En Route drives innovation as Premium Economy soars in global travel
This is a special feature from the June/July 2025 Amenities & Comfort digital issue of PAX International, on page 29.

En Route aims to bring elements of the cabin above into Premium Economy
As airlines seek ways to differentiate in the competitive landscape, Premium Economy is emerging as a critical battleground for passenger loyalty—and a key focus for innovation. No longer simply a small cabin between Economy and Business Class, Premium Economy is evolving into an experience all its own, defined by elevated service, thoughtful design and refined onboard dining.
According to IATA, premium travel has been outpacing Economy since August 2023, with premium passenger numbers rising by 43 percent between January 2023 and May 2024. Notably, more than 90 percent of international travel still takes place in Economy and Premium Economy cabins, underscoring the importance of delivering value at these levels.
At the forefront of this evolution is En Route International. Nicole Strachan, Head of Category Development (Bakery) at En Route, describes the company’s approach to premiumization as “introducing elements from the cabin above to improve the service of the cabin you are in.”
“In Premium Economy, this means drawing inspiration from Business Class—whether that is through sourcing, product provenance or how the food is finished,” Strachan tells PAX International. “It is about showcasing thoughtful sourcing and superior ingredients that feel intentional rather than generic.”
Nicole Strachan, Head of Category Development (Bakery), En Route International
Roll reversal
Strachan emphasizes that premiumization is not about extravagance, but about delivering thoughtful, curated experiences. “The goal is to make the passenger feel that the airline has gone the extra mile,” she explains.
Rather than a standard bread roll, En Route suggests focaccia made in Italy with high-quality olive oil and herbs, or bakery items infused with flavor using sourdough starters. Or a choice between sweet and savory pastries—sun-dried tomato or pesto brioche—and aligning packaging and materials with sustainability goals and brand aesthetics.
While the trend toward elevated service is clear, it comes with operational and financial constraints. “Passengers are paying more, and naturally they want more, but we still need to deliver within a tighter budget than Business Class allows,” Strachan notes. That makes smart design essential. Products must fit within the Economy tray footprint, be quick to serve and remain cost-effective—all while feeling elevated.
Innovation in this space comes down to the details. “A printed menu can tell the story behind the meal and help the passenger feel informed and considered,” Strachan says. The aroma of warm bread in the cabin can subtly signal a higher level of care. She also points to small additions like an optional sauce or regional cheese selection as low-complexity enhancements that go a long way.

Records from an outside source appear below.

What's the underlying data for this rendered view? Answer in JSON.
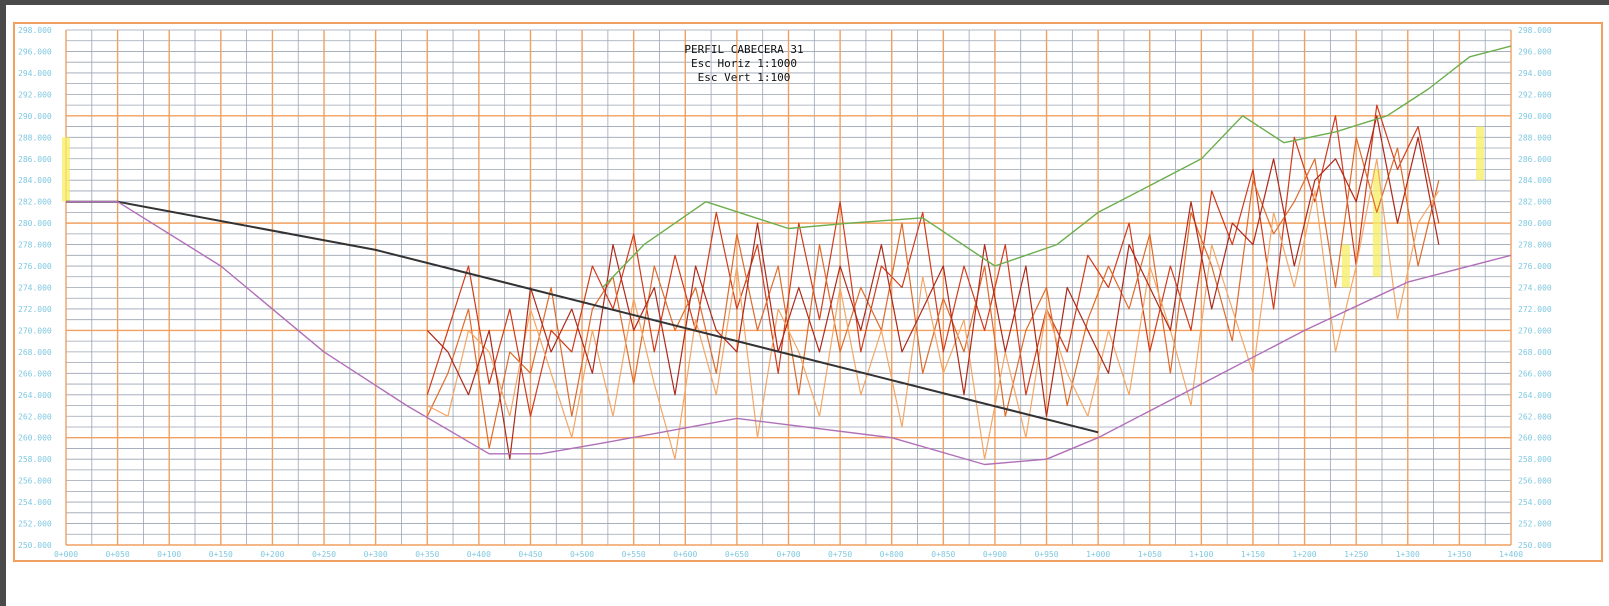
{
  "chart_data": {
    "type": "line",
    "title": "PERFIL CABECERA 31",
    "subtitle_lines": [
      "Esc Horiz 1:1000",
      "Esc Vert 1:100"
    ],
    "xlabel": "",
    "ylabel": "",
    "xlim": [
      0,
      1400
    ],
    "ylim": [
      250,
      298
    ],
    "grid": true,
    "legend": "none",
    "y_ticks": [
      "250.000",
      "252.000",
      "254.000",
      "256.000",
      "258.000",
      "260.000",
      "262.000",
      "264.000",
      "266.000",
      "268.000",
      "270.000",
      "272.000",
      "274.000",
      "276.000",
      "278.000",
      "280.000",
      "282.000",
      "284.000",
      "286.000",
      "288.000",
      "290.000",
      "292.000",
      "294.000",
      "296.000",
      "298.000"
    ],
    "x_ticks": [
      "0+000",
      "0+050",
      "0+100",
      "0+150",
      "0+200",
      "0+250",
      "0+300",
      "0+350",
      "0+400",
      "0+450",
      "0+500",
      "0+550",
      "0+600",
      "0+650",
      "0+700",
      "0+750",
      "0+800",
      "0+850",
      "0+900",
      "0+950",
      "1+000",
      "1+050",
      "1+100",
      "1+150",
      "1+200",
      "1+250",
      "1+300",
      "1+350",
      "1+400"
    ],
    "colors": {
      "grid_minor": "#9aa4b4",
      "grid_major": "#f0a060",
      "border": "#f0a060",
      "ticks": "#7fc8e0",
      "design_line": "#333333",
      "existing_ground": "#b070b8",
      "green_profile": "#6cae4c",
      "highlight": "#f7ee60"
    },
    "series": [
      {
        "values_role": "design-grade",
        "color": "#333333",
        "x": [
          0,
          50,
          300,
          1000
        ],
        "y": [
          282,
          282,
          277.5,
          260.5
        ]
      },
      {
        "values_role": "existing-ground",
        "color": "#b070b8",
        "x": [
          0,
          50,
          150,
          175,
          250,
          330,
          410,
          460,
          520,
          650,
          800,
          890,
          950,
          1000,
          1100,
          1200,
          1300,
          1400
        ],
        "y": [
          282,
          282,
          276,
          274,
          268,
          263,
          258.5,
          258.5,
          259.5,
          261.8,
          260,
          257.5,
          258,
          260,
          265,
          270,
          274.5,
          277
        ]
      },
      {
        "values_role": "green-profile",
        "color": "#6cae4c",
        "x": [
          520,
          560,
          620,
          700,
          760,
          830,
          900,
          960,
          1000,
          1050,
          1100,
          1140,
          1180,
          1230,
          1280,
          1320,
          1360,
          1400
        ],
        "y": [
          274,
          278,
          282,
          279.5,
          280,
          280.5,
          276,
          278,
          281,
          283.5,
          286,
          290,
          287.5,
          288.5,
          290,
          292.5,
          295.5,
          296.5
        ]
      },
      {
        "values_role": "cross-section-1",
        "color": "#d33a18",
        "x": [
          350,
          370,
          390,
          410,
          430,
          450,
          470,
          490,
          510,
          530,
          550,
          570,
          590,
          610,
          630,
          650,
          670,
          690,
          710,
          730,
          750,
          770,
          790,
          810,
          830,
          850,
          870,
          890,
          910,
          930,
          950,
          970,
          990,
          1010,
          1030,
          1050,
          1070,
          1090,
          1110,
          1130,
          1150,
          1170,
          1190,
          1210,
          1230,
          1250,
          1270,
          1290,
          1310,
          1330
        ],
        "y": [
          264,
          270,
          276,
          265,
          272,
          262,
          270,
          268,
          276,
          272,
          279,
          268,
          277,
          270,
          281,
          272,
          278,
          266,
          280,
          271,
          282,
          268,
          276,
          274,
          281,
          268,
          276,
          270,
          278,
          264,
          272,
          268,
          277,
          274,
          280,
          268,
          276,
          270,
          283,
          278,
          285,
          272,
          288,
          282,
          290,
          276,
          291,
          285,
          289,
          280
        ]
      },
      {
        "values_role": "cross-section-2",
        "color": "#e06a28",
        "x": [
          350,
          370,
          390,
          410,
          430,
          450,
          470,
          490,
          510,
          530,
          550,
          570,
          590,
          610,
          630,
          650,
          670,
          690,
          710,
          730,
          750,
          770,
          790,
          810,
          830,
          850,
          870,
          890,
          910,
          930,
          950,
          970,
          990,
          1010,
          1030,
          1050,
          1070,
          1090,
          1110,
          1130,
          1150,
          1170,
          1190,
          1210,
          1230,
          1250,
          1270,
          1290,
          1310,
          1330
        ],
        "y": [
          262,
          266,
          272,
          259,
          268,
          266,
          274,
          262,
          272,
          275,
          265,
          276,
          270,
          274,
          266,
          279,
          270,
          276,
          264,
          278,
          268,
          274,
          270,
          280,
          266,
          273,
          268,
          276,
          262,
          270,
          274,
          263,
          271,
          276,
          272,
          279,
          266,
          281,
          276,
          269,
          284,
          279,
          282,
          286,
          274,
          288,
          281,
          287,
          276,
          284
        ]
      },
      {
        "values_role": "cross-section-3",
        "color": "#f4a664",
        "x": [
          350,
          370,
          390,
          410,
          430,
          450,
          470,
          490,
          510,
          530,
          550,
          570,
          590,
          610,
          630,
          650,
          670,
          690,
          710,
          730,
          750,
          770,
          790,
          810,
          830,
          850,
          870,
          890,
          910,
          930,
          950,
          970,
          990,
          1010,
          1030,
          1050,
          1070,
          1090,
          1110,
          1130,
          1150,
          1170,
          1190,
          1210,
          1230,
          1250,
          1270,
          1290,
          1310,
          1330
        ],
        "y": [
          263,
          262,
          270,
          268,
          262,
          272,
          266,
          260,
          270,
          262,
          273,
          265,
          258,
          271,
          264,
          276,
          260,
          272,
          268,
          262,
          274,
          264,
          270,
          261,
          275,
          266,
          271,
          258,
          268,
          260,
          272,
          266,
          262,
          270,
          264,
          276,
          270,
          263,
          278,
          272,
          266,
          281,
          274,
          283,
          268,
          276,
          286,
          271,
          280,
          283
        ]
      },
      {
        "values_role": "cross-section-4",
        "color": "#b02818",
        "x": [
          350,
          370,
          390,
          410,
          430,
          450,
          470,
          490,
          510,
          530,
          550,
          570,
          590,
          610,
          630,
          650,
          670,
          690,
          710,
          730,
          750,
          770,
          790,
          810,
          830,
          850,
          870,
          890,
          910,
          930,
          950,
          970,
          990,
          1010,
          1030,
          1050,
          1070,
          1090,
          1110,
          1130,
          1150,
          1170,
          1190,
          1210,
          1230,
          1250,
          1270,
          1290,
          1310,
          1330
        ],
        "y": [
          270,
          268,
          264,
          270,
          258,
          274,
          268,
          272,
          266,
          278,
          270,
          274,
          264,
          276,
          270,
          268,
          280,
          268,
          274,
          268,
          276,
          270,
          278,
          268,
          272,
          276,
          264,
          278,
          268,
          276,
          262,
          274,
          270,
          266,
          278,
          274,
          270,
          282,
          272,
          280,
          278,
          286,
          276,
          284,
          286,
          282,
          290,
          280,
          288,
          278
        ]
      }
    ],
    "highlight_bands": [
      {
        "x": 0,
        "y": [
          282,
          288
        ]
      },
      {
        "x": 1240,
        "y": [
          274,
          278
        ]
      },
      {
        "x": 1270,
        "y": [
          275,
          285
        ]
      },
      {
        "x": 1370,
        "y": [
          284,
          289
        ]
      }
    ]
  }
}
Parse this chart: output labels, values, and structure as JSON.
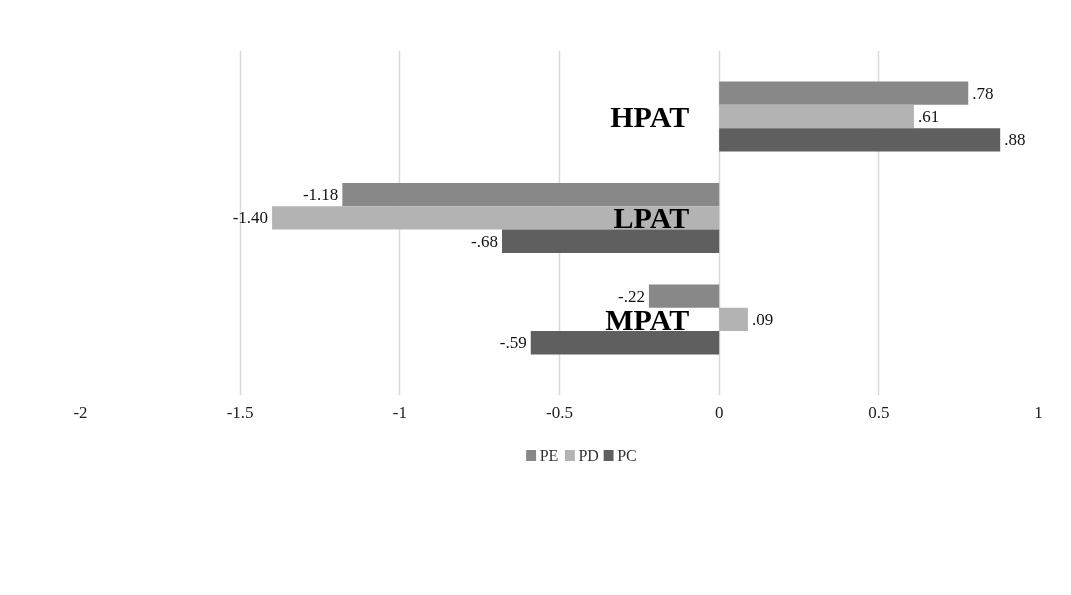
{
  "chart_data": {
    "type": "bar",
    "orientation": "horizontal",
    "categories": [
      "HPAT",
      "LPAT",
      "MPAT"
    ],
    "series": [
      {
        "name": "PE",
        "color": "#888888",
        "values": [
          0.78,
          -1.18,
          -0.22
        ],
        "value_labels": [
          ".78",
          "-1.18",
          "-.22"
        ]
      },
      {
        "name": "PD",
        "color": "#b3b3b3",
        "values": [
          0.61,
          -1.4,
          0.09
        ],
        "value_labels": [
          ".61",
          "-1.40",
          ".09"
        ]
      },
      {
        "name": "PC",
        "color": "#5f5f5f",
        "values": [
          0.88,
          -0.68,
          -0.59
        ],
        "value_labels": [
          ".88",
          "-.68",
          "-.59"
        ]
      }
    ],
    "xlim": [
      -2,
      1
    ],
    "xticks": [
      -2,
      -1.5,
      -1,
      -0.5,
      0,
      0.5,
      1
    ],
    "grid": "x",
    "legend": "bottom"
  }
}
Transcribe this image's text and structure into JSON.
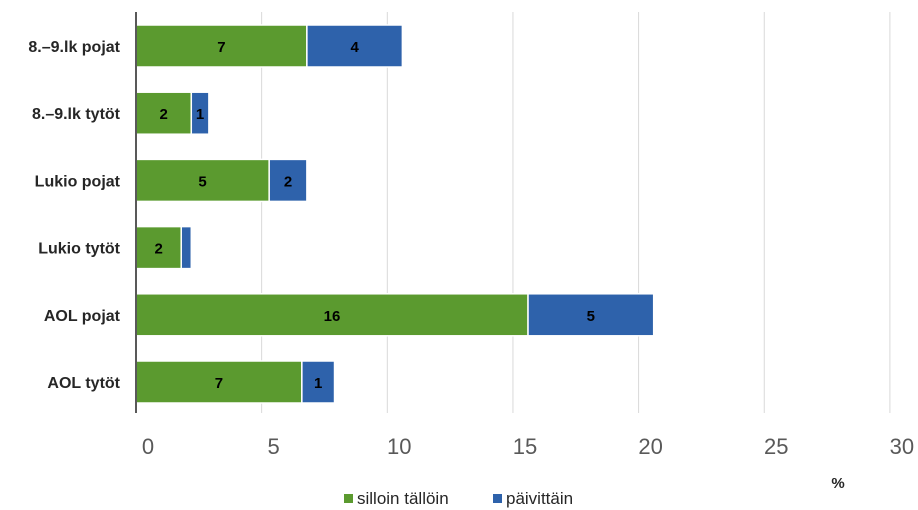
{
  "chart_data": {
    "type": "bar",
    "orientation": "horizontal",
    "stacked": true,
    "categories": [
      "8.–9.lk pojat",
      "8.–9.lk tytöt",
      "Lukio pojat",
      "Lukio tytöt",
      "AOL pojat",
      "AOL tytöt"
    ],
    "series": [
      {
        "name": "silloin tällöin",
        "color": "#5b9a2f",
        "values": [
          6.8,
          2.2,
          5.3,
          1.8,
          15.6,
          6.6
        ],
        "labels": [
          "7",
          "2",
          "5",
          "2",
          "16",
          "7"
        ]
      },
      {
        "name": "päivittäin",
        "color": "#2e62ab",
        "values": [
          3.8,
          0.7,
          1.5,
          0.4,
          5.0,
          1.3
        ],
        "labels": [
          "4",
          "1",
          "2",
          "",
          "5",
          "1"
        ]
      }
    ],
    "xlim": [
      0,
      30
    ],
    "xticks": [
      "0",
      "5",
      "10",
      "15",
      "20",
      "25",
      "30"
    ],
    "xlabel": "%",
    "title": "",
    "ylabel": "",
    "grid": "vertical",
    "legend": "bottom"
  }
}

Textured sourdough and infused butter can elevate an Economy service to Premium Economy
Lean on the region
Across the globe, En Route is seeing carriers lean into regionality and identity. “Locality is becoming more important, with airlines showcasing regional ingredients or culturally inspired dishes,” Strachan says.
Partnerships with premium food brands and renowned chefs are also on the rise, she says, helping to elevate the perception of quality while managing costs through strategic co-branding.
Health-conscious and plant-based options are another growing focus. “Wellness is gaining traction, and even simple things like cold-pressed juices using seasonal fruits can add a refined and thoughtful element,” she adds.
Looking ahead, En Route sees Premium Economy as a key part of the future airline offering.

Regionally sourced fruits for health and wellness juices adds provenance
“It is here to stay, and it presents a fantastic opportunity to expand the breadth and impact of our offer beyond the traditional three-class structure,” Strachan says. The company is focused on creating experiences that feel differentiated from Economy at every touchpoint—from menu design and plating to pre-order meals and special dietary accommodations.
“As more passengers choose experience over material goods, every moment onboard becomes an opportunity to add value,” Strachan explains. “The future of Premium Economy dining lies in smart, thoughtful enhancements that align with both operational realities and the evolving expectations of today’s traveler.”